Galia Lindenstrauss, a senior research fellow at the Institute for National Security Studies in Tel Aviv who specializes in Turkish foreign policy, said Turkey’s harsh reaction was hardly surprising despite Ankara’s efforts over the past months to repair its battered ties with the Jewish state, including meetings between top intelligence officials and informal cooperation with Azerbaijan in its recent war against Armenia in Nagorno-Karabakh. Lindenstrauss said, “The Turkish response to the escalation in violence in Jerusalem is very much expected and is another manifestation that Turkish-Israeli relations are highly influenced by developments in the Israeli-Palestinian conflict.” She added, “Israeli authorities are also concerned by the growing influence of Hamas in the current round of violence in Jerusalem, and hence will continue to view with suspicion Turkey’s links with Hamas and also Ankara’s growing influence among Palestinians with Israeli citizenship, who were also involved in the current round of violence.”

Israel’s top demand for any kind of thaw with Ankara is that it ends its support for Hamas and boots out Hamas operatives from Turkey. These echo Egypt’s demands that Turkey cease supporting numerous Muslim Brotherhood figures who orchestrate opposition activities against Egyptian President Abdel Fatah al-Sisi out of Istanbul if relations are to be normalized and full diplomatic relations restored. Ankara has made some tentative steps, ordering Brotherhood channels to tone down their attacks, and has reportedly deported some Hamas-linked individuals. But evidently, none of this has satisfied either Egypt or Israel so far. The first official talks held between Turkey and Egypt in Cairo last week proved inconclusive.

Cavusoglu flew to Riyadh today in a separate bid to fix relations with Saudi Arabia, whose unofficial boycott on Turkish goods is exacerbating Turkey’s deepening financial woes. Ties went into a tailspin following Turkey’s exposure of Crown Prince Mohammed bin Salman's alleged role in the gruesome 2018 murder of Saudi dissident and journalist Jamal Khashoggi.

Israel also accuses Turkey of seeking to foment unrest in the Temple Mount, sending what it calls Turkish agent provocateurs to whip up dissent among Palestinians there, and of funneling aid to Hamas.

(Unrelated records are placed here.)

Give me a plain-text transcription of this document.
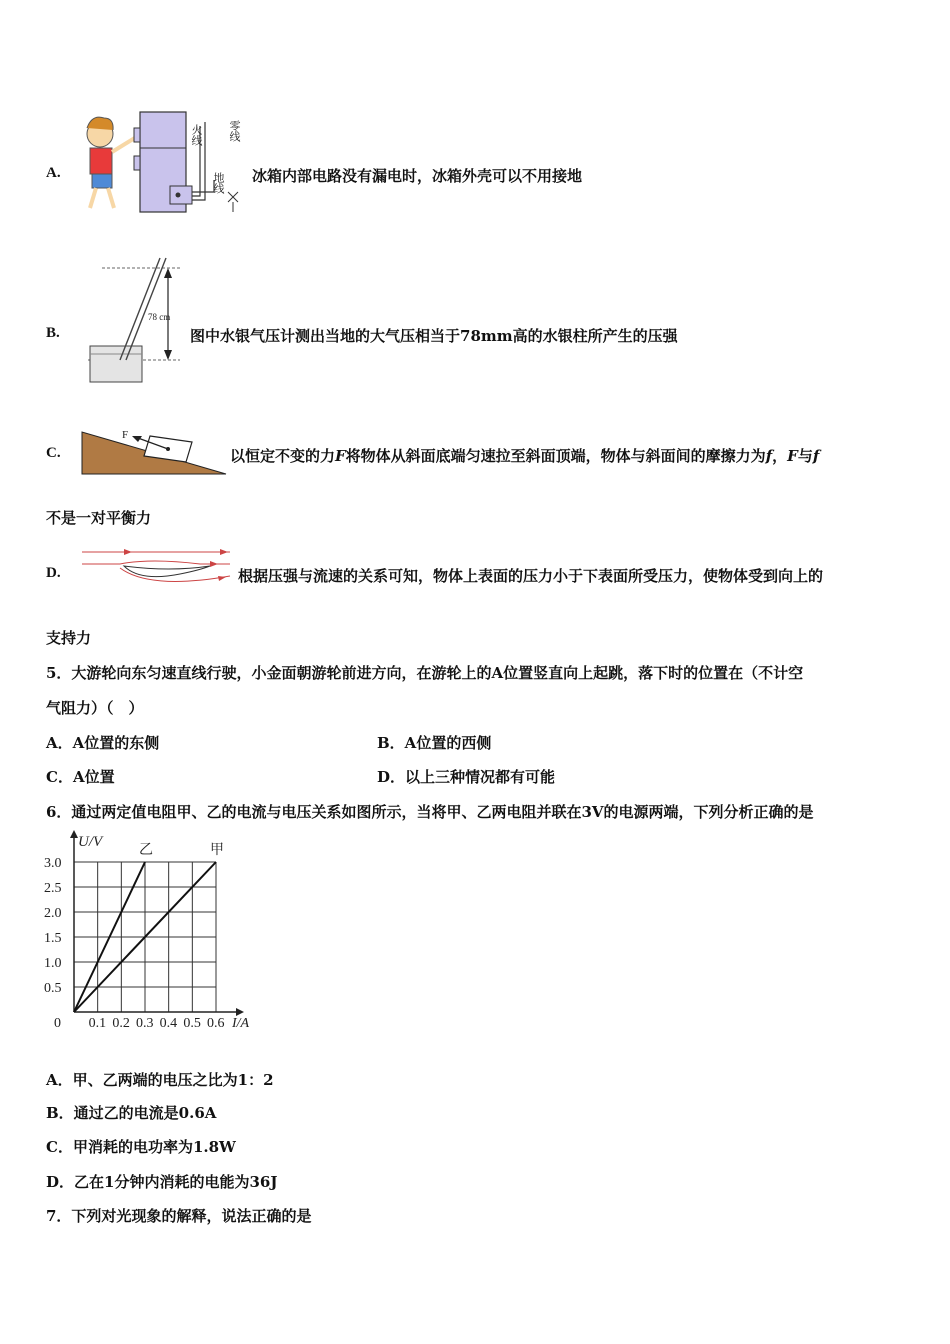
A.
火线 零线
地线 冰箱内部电路没有漏电时，冰箱外壳可以不用接地
B.
78 cm
图中水银气压计测出当地的大气压相当于78mm高的水银柱所产生的压强
C.
F
以恒定不变的力F将物体从斜面底端匀速拉至斜面顶端，物体与斜面间的摩擦力为f，F与f
不是一对平衡力
D.	根据压强与流速的关系可知，物体上表面的压力小于下表面所受压力，使物体受到向上的
支持力
5．大游轮向东匀速直线行驶，小金面朝游轮前进方向，在游轮上的A位置竖直向上起跳，落下时的位置在（不计空
气阻力）（　）
A．A位置的东侧	B．A位置的西侧
C．A位置	D．以上三种情况都有可能
6．通过两定值电阻甲、乙的电流与电压关系如图所示，当将甲、乙两电阻并联在3V的电源两端，下列分析正确的是
0.1 0.2 0.3 0.4 0.5 0.6
0.5
1.0
1.5
2.0
2.5
3.0
乙	甲
U/V
I/A
0
A．甲、乙两端的电压之比为1：2
B．通过乙的电流是0.6A
C．甲消耗的电功率为1.8W
D．乙在1分钟内消耗的电能为36J
7．下列对光现象的解释，说法正确的是
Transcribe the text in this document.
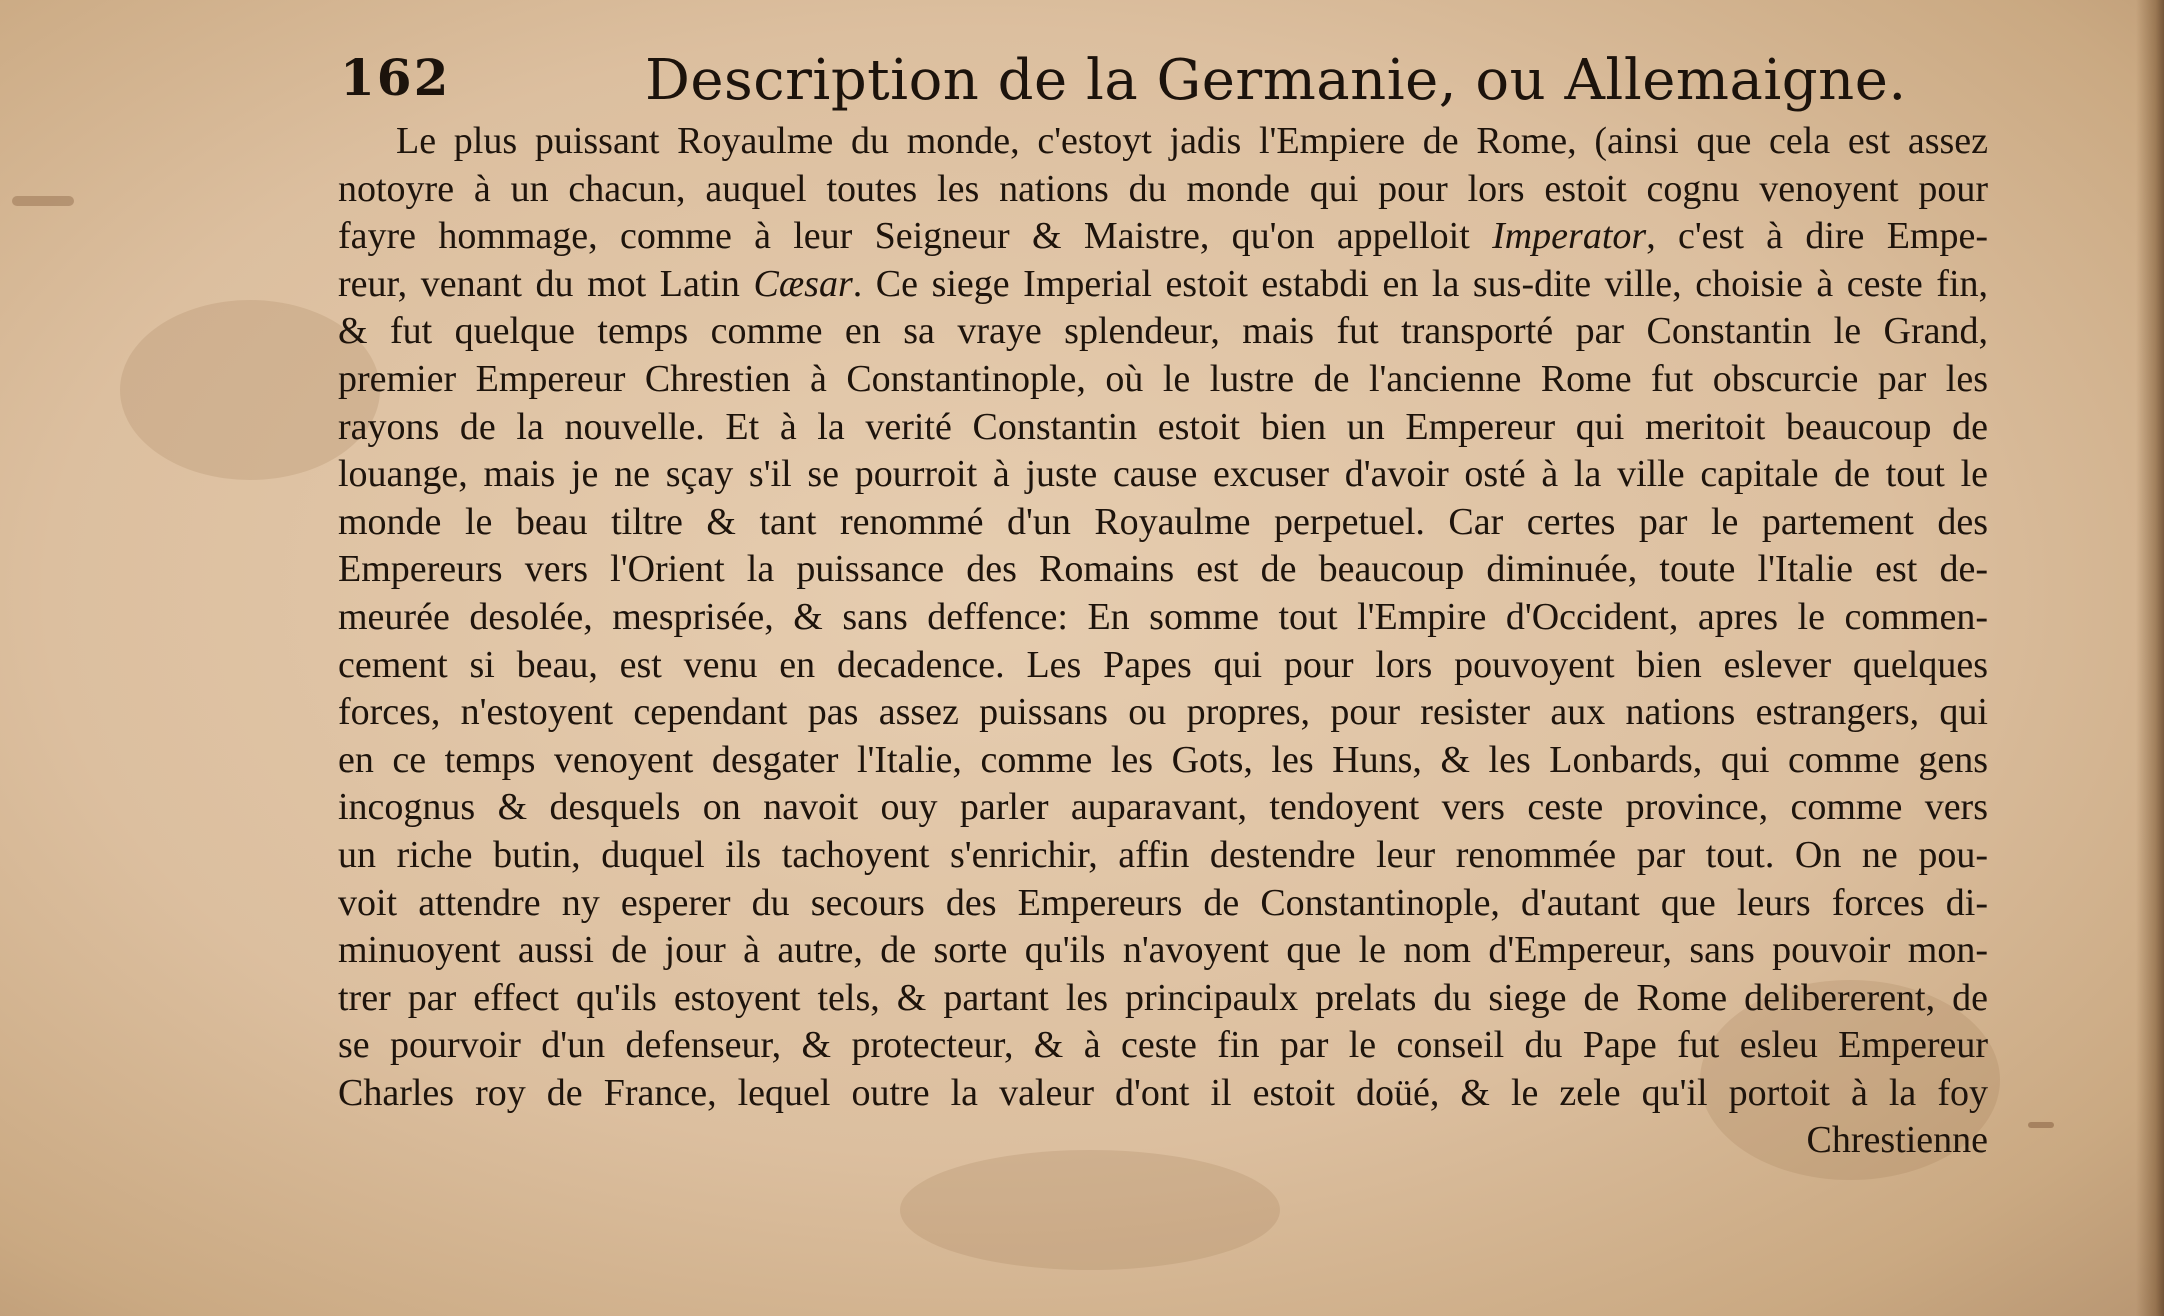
162	Description de la Germanie, ou Allemaigne.
Le plus puissant Royaulme du monde, c'estoyt jadis l'Empiere de Rome, (ainsi que cela est assez
notoyre à un chacun, auquel toutes les nations du monde qui pour lors estoit cognu venoyent pour
fayre hommage, comme à leur Seigneur & Maistre, qu'on appelloit Imperator, c'est à dire Empe-
reur, venant du mot Latin Cæsar. Ce siege Imperial estoit estabdi en la sus-dite ville, choisie à ceste fin,
& fut quelque temps comme en sa vraye splendeur, mais fut transporté par Constantin le Grand,
premier Empereur Chrestien à Constantinople, où le lustre de l'ancienne Rome fut obscurcie par les
rayons de la nouvelle. Et à la verité Constantin estoit bien un Empereur qui meritoit beaucoup de
louange, mais je ne sçay s'il se pourroit à juste cause excuser d'avoir osté à la ville capitale de tout le
monde le beau tiltre & tant renommé d'un Royaulme perpetuel. Car certes par le partement des
Empereurs vers l'Orient la puissance des Romains est de beaucoup diminuée, toute l'Italie est de-
meurée desolée, mesprisée, & sans deffence: En somme tout l'Empire d'Occident, apres le commen-
cement si beau, est venu en decadence. Les Papes qui pour lors pouvoyent bien eslever quelques
forces, n'estoyent cependant pas assez puissans ou propres, pour resister aux nations estrangers, qui
en ce temps venoyent desgater l'Italie, comme les Gots, les Huns, & les Lonbards, qui comme gens
incognus & desquels on navoit ouy parler auparavant, tendoyent vers ceste province, comme vers
un riche butin, duquel ils tachoyent s'enrichir, affin destendre leur renommée par tout. On ne pou-
voit attendre ny esperer du secours des Empereurs de Constantinople, d'autant que leurs forces di-
minuoyent aussi de jour à autre, de sorte qu'ils n'avoyent que le nom d'Empereur, sans pouvoir mon-
trer par effect qu'ils estoyent tels, & partant les principaulx prelats du siege de Rome delibererent, de
se pourvoir d'un defenseur, & protecteur, & à ceste fin par le conseil du Pape fut esleu Empereur
Charles roy de France, lequel outre la valeur d'ont il estoit doüé, & le zele qu'il portoit à la foy
Chrestienne
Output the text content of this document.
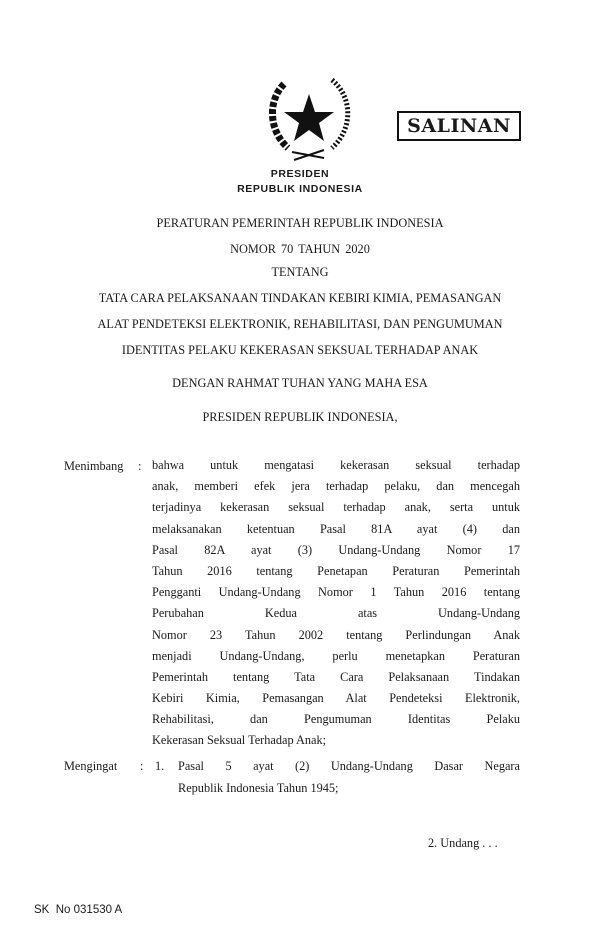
SALINAN
PRESIDEN
REPUBLIK INDONESIA
PERATURAN PEMERINTAH REPUBLIK INDONESIA
NOMOR 70 TAHUN 2020
TENTANG
TATA CARA PELAKSANAAN TINDAKAN KEBIRI KIMIA, PEMASANGAN
ALAT PENDETEKSI ELEKTRONIK, REHABILITASI, DAN PENGUMUMAN
IDENTITAS PELAKU KEKERASAN SEKSUAL TERHADAP ANAK
DENGAN RAHMAT TUHAN YANG MAHA ESA
PRESIDEN REPUBLIK INDONESIA,
Menimbang : bahwa untuk mengatasi kekerasan seksual terhadap
anak, memberi efek jera terhadap pelaku, dan mencegah
terjadinya kekerasan seksual terhadap anak, serta untuk
melaksanakan ketentuan Pasal 81A ayat (4) dan
Pasal 82A ayat (3) Undang-Undang Nomor 17
Tahun 2016 tentang Penetapan Peraturan Pemerintah
Pengganti Undang-Undang Nomor 1 Tahun 2016 tentang
Perubahan Kedua atas Undang-Undang
Nomor 23 Tahun 2002 tentang Perlindungan Anak
menjadi Undang-Undang, perlu menetapkan Peraturan
Pemerintah tentang Tata Cara Pelaksanaan Tindakan
Kebiri Kimia, Pemasangan Alat Pendeteksi Elektronik,
Rehabilitasi, dan Pengumuman Identitas Pelaku
Kekerasan Seksual Terhadap Anak;
Mengingat : 1. Pasal 5 ayat (2) Undang-Undang Dasar Negara
Republik Indonesia Tahun 1945;
2. Undang . . .
SK  No 031530 A
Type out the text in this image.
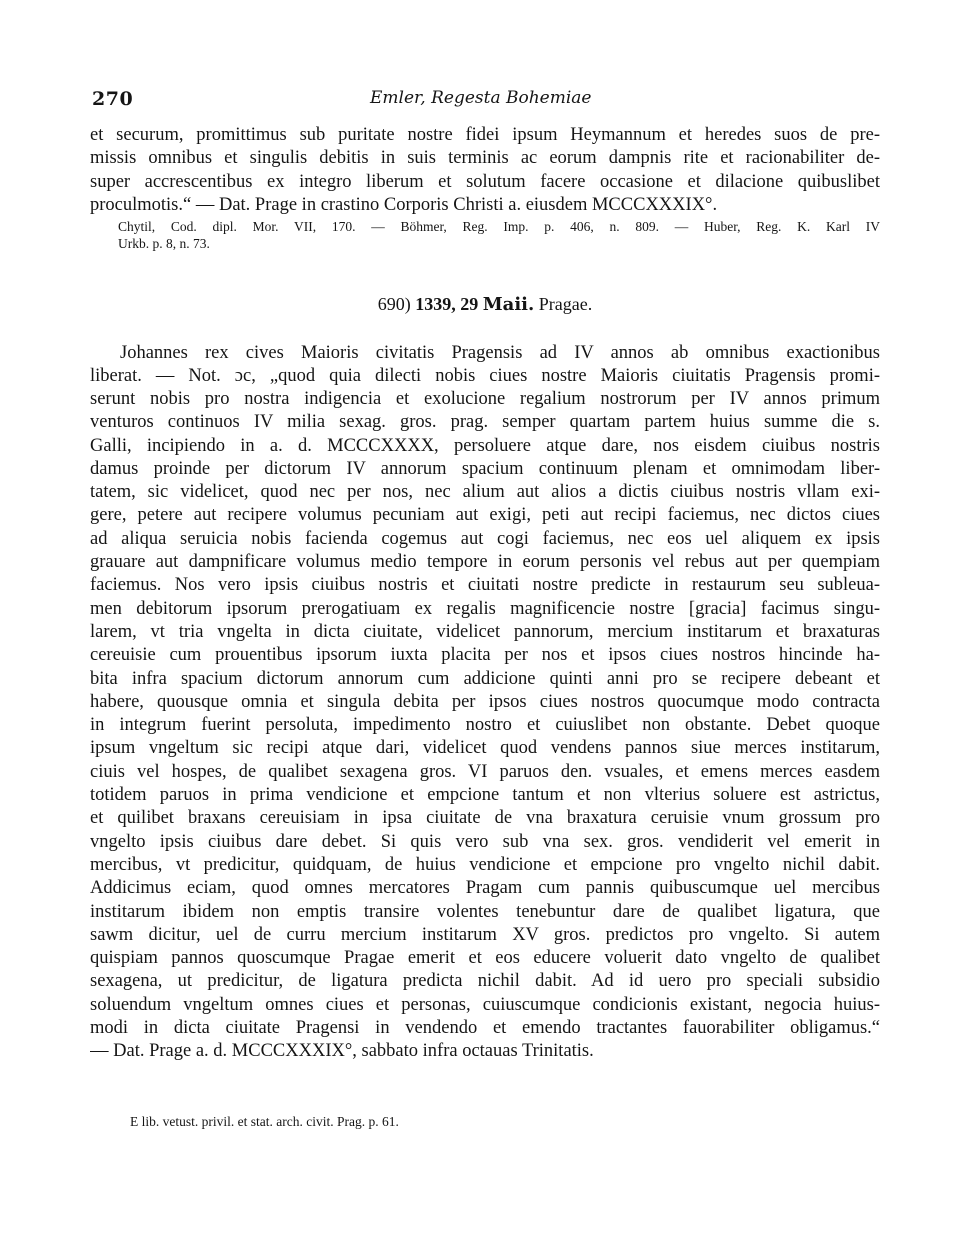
270	Emler, Regesta Bohemiae
et securum, promittimus sub puritate nostre fidei ipsum Heymannum et heredes suos de pre-
missis omnibus et singulis debitis in suis terminis ac eorum dampnis rite et racionabiliter de-
super accrescentibus ex integro liberum et solutum facere occasione et dilacione quibuslibet
proculmotis.“ — Dat. Prage in crastino Corporis Christi a. eiusdem MCCCXXXIX°.
Chytil, Cod. dipl. Mor. VII, 170. — Böhmer, Reg. Imp. p. 406, n. 809. — Huber, Reg. K. Karl IV
Urkb. p. 8, n. 73.
690) 1339, 29 Maii. Pragae.
Johannes rex cives Maioris civitatis Pragensis ad IV annos ab omnibus exactionibus
liberat. — Not. ɔc, „quod quia dilecti nobis ciues nostre Maioris ciuitatis Pragensis promi-
serunt nobis pro nostra indigencia et exolucione regalium nostrorum per IV annos primum
venturos continuos IV milia sexag. gros. prag. semper quartam partem huius summe die s.
Galli, incipiendo in a. d. MCCCXXXX, persoluere atque dare, nos eisdem ciuibus nostris
damus proinde per dictorum IV annorum spacium continuum plenam et omnimodam liber-
tatem, sic videlicet, quod nec per nos, nec alium aut alios a dictis ciuibus nostris vllam exi-
gere, petere aut recipere volumus pecuniam aut exigi, peti aut recipi faciemus, nec dictos ciues
ad aliqua seruicia nobis facienda cogemus aut cogi faciemus, nec eos uel aliquem ex ipsis
grauare aut dampnificare volumus medio tempore in eorum personis vel rebus aut per quempiam
faciemus. Nos vero ipsis ciuibus nostris et ciuitati nostre predicte in restaurum seu subleua-
men debitorum ipsorum prerogatiuam ex regalis magnificencie nostre [gracia] facimus singu-
larem, vt tria vngelta in dicta ciuitate, videlicet pannorum, mercium institarum et braxaturas
cereuisie cum prouentibus ipsorum iuxta placita per nos et ipsos ciues nostros hincinde ha-
bita infra spacium dictorum annorum cum addicione quinti anni pro se recipere debeant et
habere, quousque omnia et singula debita per ipsos ciues nostros quocumque modo contracta
in integrum fuerint persoluta, impedimento nostro et cuiuslibet non obstante. Debet quoque
ipsum vngeltum sic recipi atque dari, videlicet quod vendens pannos siue merces institarum,
ciuis vel hospes, de qualibet sexagena gros. VI paruos den. vsuales, et emens merces easdem
totidem paruos in prima vendicione et empcione tantum et non vlterius soluere est astrictus,
et quilibet braxans cereuisiam in ipsa ciuitate de vna braxatura ceruisie vnum grossum pro
vngelto ipsis ciuibus dare debet. Si quis vero sub vna sex. gros. vendiderit vel emerit in
mercibus, vt predicitur, quidquam, de huius vendicione et empcione pro vngelto nichil dabit.
Addicimus eciam, quod omnes mercatores Pragam cum pannis quibuscumque uel mercibus
institarum ibidem non emptis transire volentes tenebuntur dare de qualibet ligatura, que
sawm dicitur, uel de curru mercium institarum XV gros. predictos pro vngelto. Si autem
quispiam pannos quoscumque Pragae emerit et eos educere voluerit dato vngelto de qualibet
sexagena, ut predicitur, de ligatura predicta nichil dabit. Ad id uero pro speciali subsidio
soluendum vngeltum omnes ciues et personas, cuiuscumque condicionis existant, negocia huius-
modi in dicta ciuitate Pragensi in vendendo et emendo tractantes fauorabiliter obligamus.“
— Dat. Prage a. d. MCCCXXXIX°, sabbato infra octauas Trinitatis.
E lib. vetust. privil. et stat. arch. civit. Prag. p. 61.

Turkey and Israel have not had ambassadors in their respective capitals since May 2018. That is when Turkey asked the Israeli ambassador to “take leave” over escalating attacks against Palestinians in Gaza and the Donald Trump administration’s decision to move the US Embassy to Jerusalem.

Several reasons contributed to Ankara’s course reversal. One is the belief that good ties with Israel could buy Turkey favor in Washington, another alliance gutted under nearly two decades of Erdogan’s leadership. The other is that Turkey could torpedo the deepening alliance between Israel, Greece, Cyprus, Egypt and the United Arab Emirates that is centered, as Ankara sees things, on hostility to Turkey itself, particularly in the Eastern Mediterranean.

Israel is in no rush to fall back into bed with Turkey as it basks in the satisfaction of its newly cemented ties with several Gulf states, Morocco and Sudan. Its seemingly endless electoral deadlock is another impediment. A new “change bloc” between Yesh Atid leader Yair Lapid and Yamina chair Naftali Bennett is seeking to form a coalition government after Prime Minister Benjamin Netanyahu failed to forge his. Should they succeed, Lapid is expected to become the new foreign minister. Though more of a centrist than Netanyahu, who is widely known to dislike Erdogan, Lapid too “has been quite vocal in his anti-Erdogan rhetoric,” Lindenstrauss noted.

She continued, “Hence, he will not be enthusiastic about a rapprochement with Turkey, but may be pragmatic, as all we are talking about is a bringing back the ambassadors, nothing more.”

Still, the change bloc will likely be “comprised of people with quite different world views who might speak in different voices about Turkey,” Lindenstrauss said. Whether pro-Turkey voices prevail will largely depend on Ankara’s future behavior. Either way, she added, "Most Israeli Jews view the criticism coming from Erdogan as one-sided and unjust.”